Si cercò di fare propaganda contro i meridionali scialacquatori del denaro pubblico, a volte con uscite maldestre. Così Tremonti, ministro dell’Economia in una conferenza stampa: “Una siringa da 5 mm in Sicilia costa 0,05 euro contro 0,03 in Toscana. Quasi il doppio”. Al riguardo così commenta Esposito: “Non esistono neppure per Barbie siringhe formato mignon da cinque millimetri, mezzo centimetro, ma semmai da cinque millilitri, 5ml” (p. 29). Non solo gli errori; si è cercato di bypassare il principio di solidarietà presente nella Carta costituzionale. Bisognava divulgare l’idea che il Sud dissipava il denaro pubblico con l’inefficienza, gli sprechi, la corruzione, le tangenti. Purtroppo questi virus hanno infettato gran parte del nostro Paese. Per esempio, anche in Lombardia non sono mancati gli scandali nella sanità. Esposito ne fa un breve e parziale elenco che riporto con nomi immaginari: “[Giovanni Montanaro Brevistrano] riceveva rimborsi illeciti per la sua rete di cliniche private (…) in cambio di tangenti. (…) La clinica [Santa Romana] fu ribattezzata degli orrori perché si effettuavano operazioni non necessarie sugli anziani per ricevere rimborsi. La clinica [Marcozzi] riceveva fondi neri tramite finte consulenze e appalti fittizi. L’imprenditrice [Paola Canova] è stata definita la Lady Dentiera per presunte tangenti sugli appalti odontoiatrici. Nelle strutture ospedaliere di [Vattelappesca] 21 medici sono finiti sotto processo per l’accusa di avere impiantato protesi di bassa qualità in cambio di mazzette. Il governatore [Achille Nono] è stato condannato in appello a sette anni e sei mesi per corruzione.
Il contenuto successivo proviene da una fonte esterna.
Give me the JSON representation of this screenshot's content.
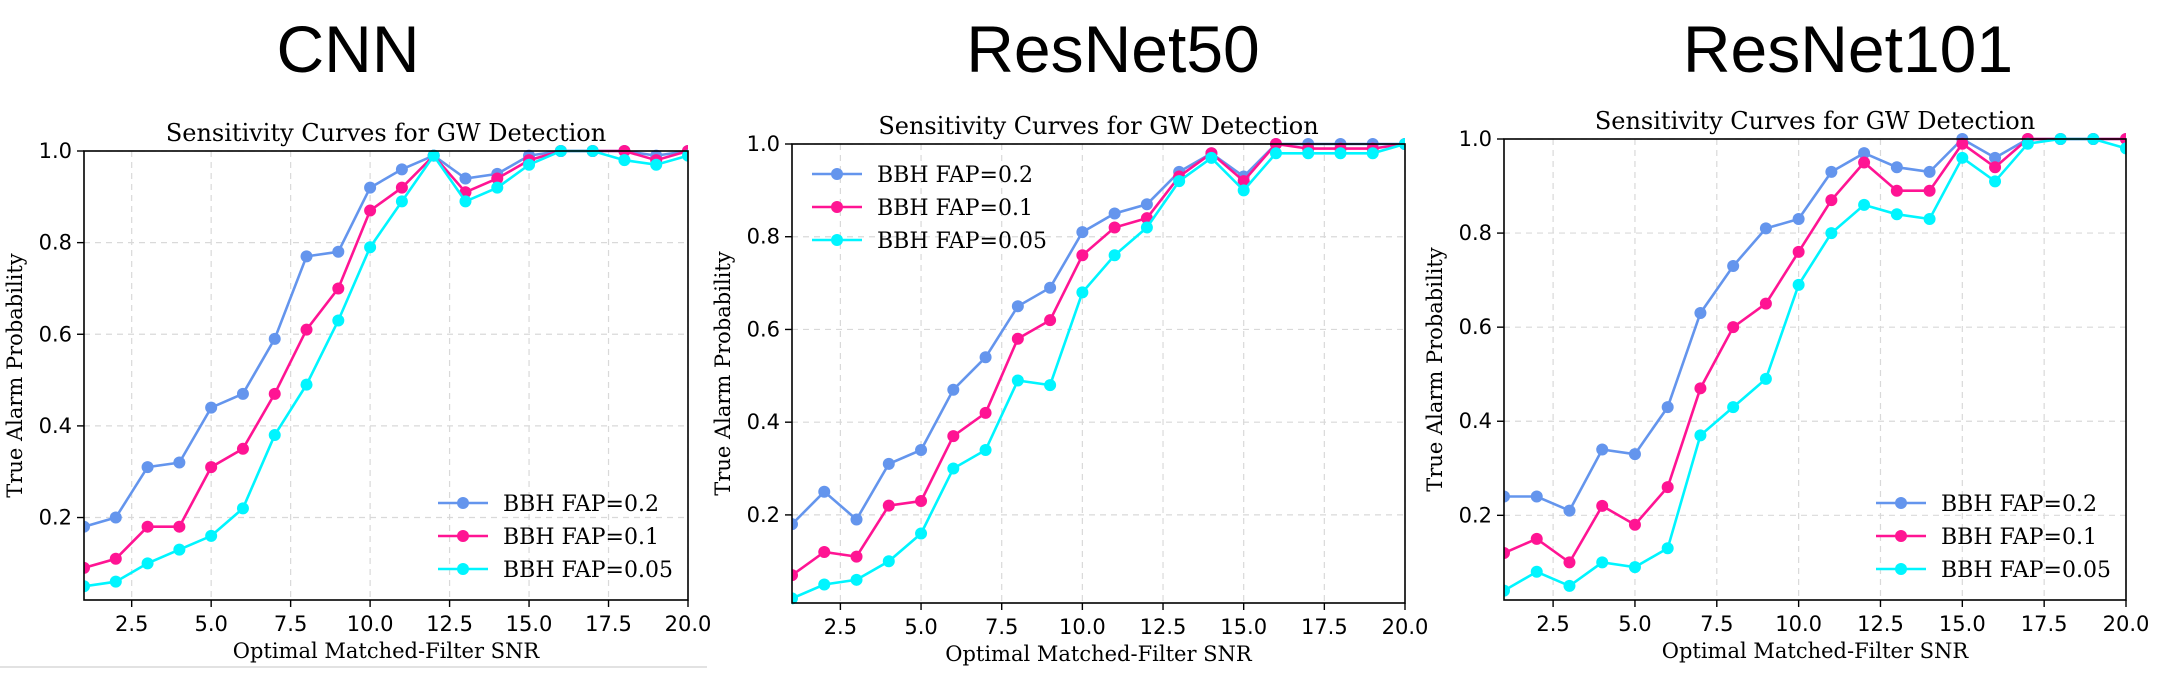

La sanità lombarda ci ha fatto vergognare, ma sarebbe una buona ragione per ridurre l’assistenza sanitaria ai Lombardi?” (p. 32). 

Si arrivò all’accordo a novembre del 2017. Di più al Nord, di meno al Sud, anzi zero: “Si confermarono, quindi, gli zero per gli asili nido e per i servizi legati all’istruzione. Si confermarono gli zero per il trasporto pubblico locale. (…) Cambiò, in compenso, l’atteggiamento dell’Anci che aveva etichettato come anticostituzionale l’attuazione del federalismo fiscale” (p.164). La reazione politica e giuridica non si è fatta attendere: l’Anci Calabria e il Comune di Cinquefrondi sono stati fra i primi a denunciare il trasferimento dei fondi perché incostituzionali; allo stesso modo il Comune di Altamura e altri 70 comuni del Sud Italia; manifestazioni di 500 sindaci del Mezzogiorno. Il Tar ha dato ragione ai comuni. L’autore del libro inchiesta ha svelato “un modello che per la prima volta rende esplicita l’esistenza di cittadini di serie A e di serie B. Ha documentato che in determinate località si ottiene di meno per il fatto che “sei in Campania”, “sei in Puglia”, “sei in Basilicata”, “sei in Calabria”.  Oggi il Piano nazionale di ripresa e resilienza deve destinare una buona fetta di risorse finanziarie al Meridione per ridurre il divario Nord-Sud. Ho letto nell’articolo del 21 ottobre scorso su Il Mattino, a firma di Marco Esposito: “L’Ufficio parlamentare di Bilancio ha stroncato il primo bando del PNRR, quello da 700 milioni per asili nido e scuole dell’infanzia con un’accusa netta: ha ottenuto risultati opposti rispetto a quanto atteso”. Stare in allerta per prevenire spartizioni anomale e illegittime.